For a moment, I stared blankly at Nell’s likeness: a cute young woman with hazel eyes, dirty-blond hair styled in a pixie cut, and a fetching smile. I studied the image, transfixed, for a time. Something about that smile struck me to my core.
Recognition hit me like a bolt of lightning a moment later. Through all those years and different timelines, the revelation finally came back to me: Nell had been the only person who I could even loosely consider a friend in my original timeline, a kind and caring person and probably the only one who would’ve given a damn when I was about to end my life. On occasion, I’d imagined witnessing my own funeral, had I jumped off Suicide Scarp, and seeing if anybody actually came. Probably not, I had decided. Although if anyone had, it probably would have been Nell, had she not been kidnapped. And my screwup by getting fired had caused that to happen to her.
“Wait a minute—didn’t I fix that and save Nell in an earlier timeline?”
Yes, Jason. You retained your job and gave her a ride home as originally planned, thus avoiding her abduction.
Then I can do it again. Wait… One major problem was that we no longer knew each other, so I couldn’t just roll up after her shift was over and offer her a ride. I’d seem like a creep myself. But I could figure out this dilemma.
Another thought struck me then like a second bolt of lightning, but this one was unwelcome. My nagging suspicion over the course of the past several years—that I was destined to confront the killer again—was about to become true. With that realization came a familiar tightness in my chest and shortness of breath from anxiety and fear. I’d vowed in the past to see the killer caught and brought to justice. That vow had fallen by the wayside over the past fifteen-plus years I’d lived, lost to distance, ghosting timelines and memories, and my own cowardice.
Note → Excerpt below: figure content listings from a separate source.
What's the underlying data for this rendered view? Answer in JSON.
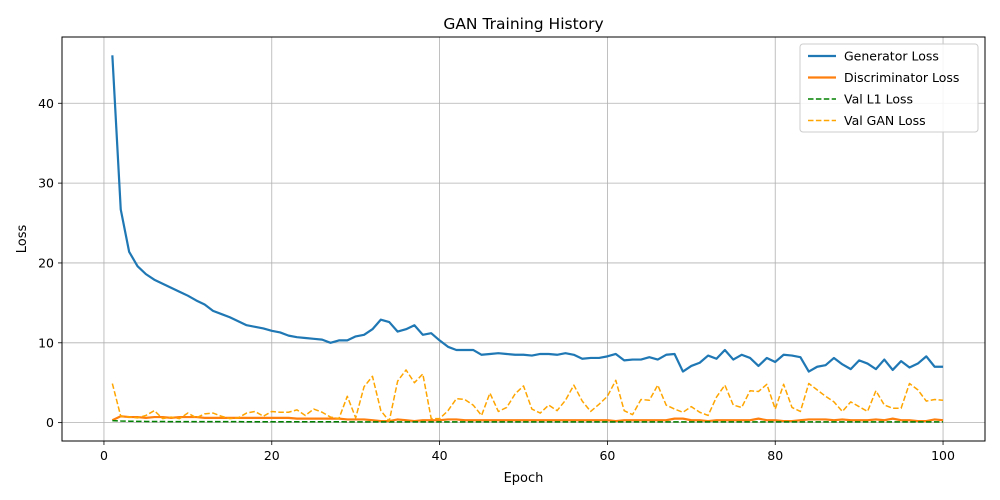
{
  "chart_data": {
    "type": "line",
    "title": "GAN Training History",
    "xlabel": "Epoch",
    "ylabel": "Loss",
    "xlim": [
      -5,
      105
    ],
    "ylim": [
      -2.3,
      48.3
    ],
    "xticks": [
      0,
      20,
      40,
      60,
      80,
      100
    ],
    "yticks": [
      0,
      10,
      20,
      30,
      40
    ],
    "grid": true,
    "legend_position": "top-right",
    "x": [
      1,
      2,
      3,
      4,
      5,
      6,
      7,
      8,
      9,
      10,
      11,
      12,
      13,
      14,
      15,
      16,
      17,
      18,
      19,
      20,
      21,
      22,
      23,
      24,
      25,
      26,
      27,
      28,
      29,
      30,
      31,
      32,
      33,
      34,
      35,
      36,
      37,
      38,
      39,
      40,
      41,
      42,
      43,
      44,
      45,
      46,
      47,
      48,
      49,
      50,
      51,
      52,
      53,
      54,
      55,
      56,
      57,
      58,
      59,
      60,
      61,
      62,
      63,
      64,
      65,
      66,
      67,
      68,
      69,
      70,
      71,
      72,
      73,
      74,
      75,
      76,
      77,
      78,
      79,
      80,
      81,
      82,
      83,
      84,
      85,
      86,
      87,
      88,
      89,
      90,
      91,
      92,
      93,
      94,
      95,
      96,
      97,
      98,
      99,
      100
    ],
    "series": [
      {
        "name": "Generator Loss",
        "color": "#1f77b4",
        "style": "solid",
        "values": [
          46.0,
          26.7,
          21.4,
          19.6,
          18.6,
          17.9,
          17.4,
          16.9,
          16.4,
          15.9,
          15.3,
          14.8,
          14.0,
          13.6,
          13.2,
          12.7,
          12.2,
          12.0,
          11.8,
          11.5,
          11.3,
          10.9,
          10.7,
          10.6,
          10.5,
          10.4,
          10.0,
          10.3,
          10.3,
          10.8,
          11.0,
          11.7,
          12.9,
          12.6,
          11.4,
          11.7,
          12.2,
          11.0,
          11.2,
          10.3,
          9.5,
          9.1,
          9.1,
          9.1,
          8.5,
          8.6,
          8.7,
          8.6,
          8.5,
          8.5,
          8.4,
          8.6,
          8.6,
          8.5,
          8.7,
          8.5,
          8.0,
          8.1,
          8.1,
          8.3,
          8.6,
          7.8,
          7.9,
          7.9,
          8.2,
          7.9,
          8.5,
          8.6,
          6.4,
          7.1,
          7.5,
          8.4,
          8.0,
          9.1,
          7.9,
          8.5,
          8.1,
          7.1,
          8.1,
          7.6,
          8.5,
          8.4,
          8.2,
          6.4,
          7.0,
          7.2,
          8.1,
          7.3,
          6.7,
          7.8,
          7.4,
          6.7,
          7.9,
          6.6,
          7.7,
          6.9,
          7.4,
          8.3,
          7.0,
          7.0
        ]
      },
      {
        "name": "Discriminator Loss",
        "color": "#ff7f0e",
        "style": "solid",
        "values": [
          0.3,
          0.8,
          0.7,
          0.7,
          0.6,
          0.7,
          0.7,
          0.6,
          0.7,
          0.7,
          0.7,
          0.6,
          0.6,
          0.6,
          0.6,
          0.6,
          0.6,
          0.6,
          0.6,
          0.6,
          0.6,
          0.6,
          0.5,
          0.5,
          0.5,
          0.5,
          0.5,
          0.5,
          0.4,
          0.4,
          0.4,
          0.3,
          0.2,
          0.2,
          0.4,
          0.3,
          0.2,
          0.3,
          0.3,
          0.3,
          0.4,
          0.4,
          0.3,
          0.3,
          0.3,
          0.3,
          0.3,
          0.3,
          0.3,
          0.3,
          0.3,
          0.3,
          0.3,
          0.3,
          0.3,
          0.3,
          0.3,
          0.3,
          0.3,
          0.3,
          0.2,
          0.3,
          0.3,
          0.3,
          0.3,
          0.3,
          0.3,
          0.5,
          0.5,
          0.3,
          0.3,
          0.2,
          0.3,
          0.3,
          0.3,
          0.3,
          0.3,
          0.5,
          0.3,
          0.3,
          0.2,
          0.2,
          0.3,
          0.4,
          0.4,
          0.4,
          0.3,
          0.4,
          0.3,
          0.3,
          0.3,
          0.4,
          0.3,
          0.5,
          0.3,
          0.3,
          0.2,
          0.2,
          0.4,
          0.3
        ]
      },
      {
        "name": "Val L1 Loss",
        "color": "#008000",
        "style": "dashed",
        "values": [
          0.25,
          0.2,
          0.18,
          0.16,
          0.15,
          0.14,
          0.14,
          0.13,
          0.13,
          0.13,
          0.12,
          0.12,
          0.12,
          0.12,
          0.12,
          0.12,
          0.11,
          0.11,
          0.11,
          0.11,
          0.11,
          0.11,
          0.11,
          0.11,
          0.11,
          0.11,
          0.11,
          0.11,
          0.1,
          0.1,
          0.1,
          0.1,
          0.1,
          0.1,
          0.1,
          0.1,
          0.1,
          0.1,
          0.1,
          0.1,
          0.1,
          0.1,
          0.1,
          0.1,
          0.1,
          0.1,
          0.1,
          0.1,
          0.1,
          0.1,
          0.1,
          0.1,
          0.1,
          0.1,
          0.1,
          0.1,
          0.1,
          0.1,
          0.1,
          0.1,
          0.1,
          0.1,
          0.1,
          0.1,
          0.1,
          0.1,
          0.1,
          0.1,
          0.1,
          0.1,
          0.1,
          0.1,
          0.1,
          0.1,
          0.1,
          0.1,
          0.1,
          0.1,
          0.1,
          0.1,
          0.1,
          0.1,
          0.1,
          0.1,
          0.1,
          0.1,
          0.1,
          0.1,
          0.1,
          0.1,
          0.1,
          0.1,
          0.1,
          0.1,
          0.1,
          0.1,
          0.1,
          0.1,
          0.1,
          0.1
        ]
      },
      {
        "name": "Val GAN Loss",
        "color": "#ffa500",
        "style": "dashed",
        "values": [
          4.9,
          0.8,
          0.7,
          0.6,
          0.9,
          1.5,
          0.5,
          0.7,
          0.5,
          1.2,
          0.6,
          1.1,
          1.2,
          0.8,
          0.5,
          0.6,
          1.2,
          1.4,
          0.8,
          1.4,
          1.3,
          1.3,
          1.6,
          0.9,
          1.7,
          1.3,
          0.7,
          0.5,
          3.3,
          0.6,
          4.5,
          5.8,
          1.5,
          0.2,
          5.2,
          6.6,
          5.0,
          6.1,
          0.5,
          0.5,
          1.5,
          3.0,
          2.9,
          2.2,
          0.9,
          3.7,
          1.4,
          1.9,
          3.6,
          4.6,
          1.7,
          1.2,
          2.2,
          1.5,
          2.8,
          4.7,
          2.7,
          1.4,
          2.3,
          3.3,
          5.3,
          1.5,
          1.0,
          2.9,
          2.8,
          4.7,
          2.2,
          1.7,
          1.3,
          2.0,
          1.3,
          0.9,
          3.2,
          4.7,
          2.2,
          1.9,
          4.0,
          3.9,
          4.8,
          1.7,
          4.8,
          1.9,
          1.4,
          4.9,
          4.1,
          3.3,
          2.6,
          1.4,
          2.6,
          2.0,
          1.4,
          4.0,
          2.2,
          1.8,
          1.8,
          4.9,
          4.1,
          2.7,
          2.9,
          2.8
        ]
      }
    ]
  }
}
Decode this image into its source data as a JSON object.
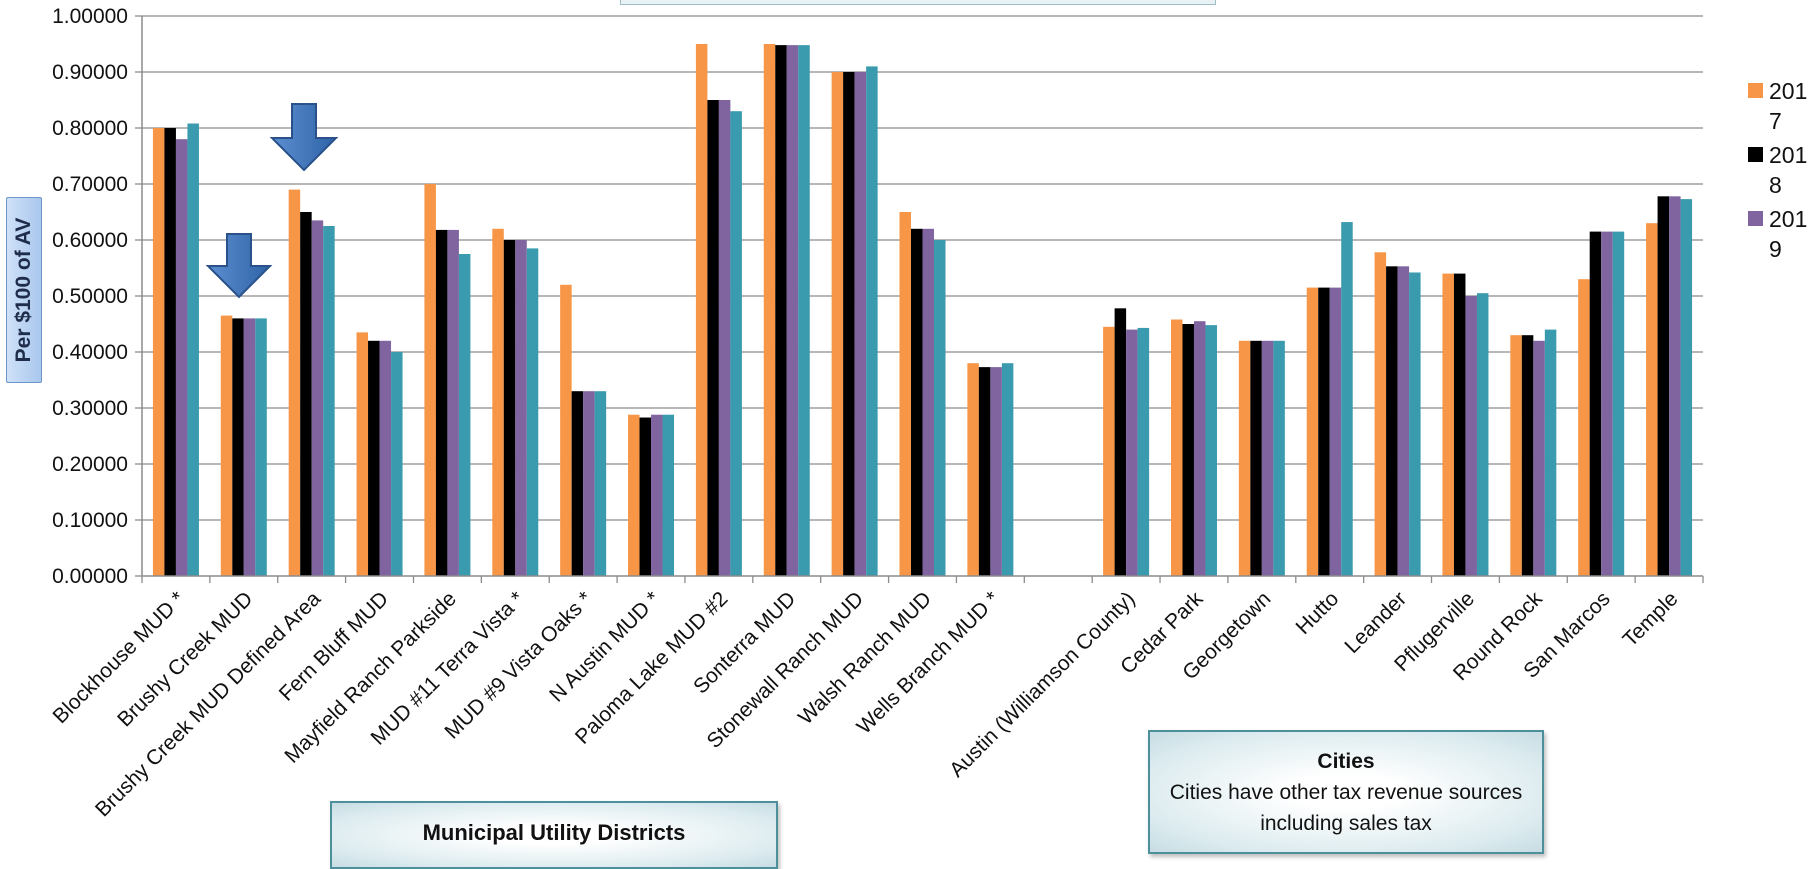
{
  "chart_data": {
    "type": "bar",
    "ylabel": "Per $100 of AV",
    "ylim": [
      0,
      1.0
    ],
    "yticks": [
      "0.00000",
      "0.10000",
      "0.20000",
      "0.30000",
      "0.40000",
      "0.50000",
      "0.60000",
      "0.70000",
      "0.80000",
      "0.90000",
      "1.00000"
    ],
    "grid": true,
    "legend_position": "right",
    "categories": [
      "Blockhouse MUD *",
      "Brushy Creek MUD",
      "Brushy Creek MUD Defined Area",
      "Fern Bluff MUD",
      "Mayfield Ranch Parkside",
      "MUD #11 Terra Vista *",
      "MUD #9 Vista Oaks *",
      "N Austin MUD *",
      "Paloma Lake MUD #2",
      "Sonterra MUD",
      "Stonewall Ranch MUD",
      "Walsh Ranch MUD",
      "Wells Branch MUD *",
      "",
      "Austin (Williamson County)",
      "Cedar Park",
      "Georgetown",
      "Hutto",
      "Leander",
      "Pflugerville",
      "Round Rock",
      "San Marcos",
      "Temple"
    ],
    "series": [
      {
        "name": "2017",
        "color": "#f79646",
        "values": [
          0.8,
          0.465,
          0.69,
          0.435,
          0.7,
          0.62,
          0.52,
          0.288,
          0.95,
          0.95,
          0.9,
          0.65,
          0.38,
          null,
          0.445,
          0.458,
          0.42,
          0.515,
          0.578,
          0.54,
          0.43,
          0.53,
          0.63
        ]
      },
      {
        "name": "2018",
        "color": "#000000",
        "values": [
          0.8,
          0.46,
          0.65,
          0.42,
          0.618,
          0.6,
          0.33,
          0.283,
          0.85,
          0.948,
          0.9,
          0.62,
          0.373,
          null,
          0.478,
          0.45,
          0.42,
          0.515,
          0.553,
          0.54,
          0.43,
          0.615,
          0.678
        ]
      },
      {
        "name": "2019",
        "color": "#7f64a0",
        "values": [
          0.78,
          0.46,
          0.635,
          0.42,
          0.618,
          0.6,
          0.33,
          0.288,
          0.85,
          0.948,
          0.9,
          0.62,
          0.373,
          null,
          0.44,
          0.455,
          0.42,
          0.515,
          0.553,
          0.5,
          0.42,
          0.615,
          0.678
        ]
      },
      {
        "name": "",
        "color": "#3a9aae",
        "values": [
          0.808,
          0.46,
          0.625,
          0.4,
          0.575,
          0.585,
          0.33,
          0.288,
          0.83,
          0.948,
          0.91,
          0.6,
          0.38,
          null,
          0.443,
          0.448,
          0.42,
          0.632,
          0.542,
          0.505,
          0.44,
          0.615,
          0.673
        ]
      }
    ],
    "legend_entries": [
      "2017",
      "2018",
      "2019"
    ],
    "annotations": {
      "mud_group": "Municipal Utility Districts",
      "cities_title": "Cities",
      "cities_note": "Cities have other tax revenue sources including sales tax"
    }
  }
}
As I sat there, my thoughts swirling like a whirlwind, I tried to focus on the positive, the fact I could save another life, the life of someone special to me. And the more I thought of it, the more the idea took root until I was clinging to that possibility like a drowning man to a life preserver.
I felt the first welcome stirrings of that old, longed-for high, and with that, the fear and anxiety receded. Determination took its place, and through that cracked-open door, a rejuvenating sense of purpose followed on its heels.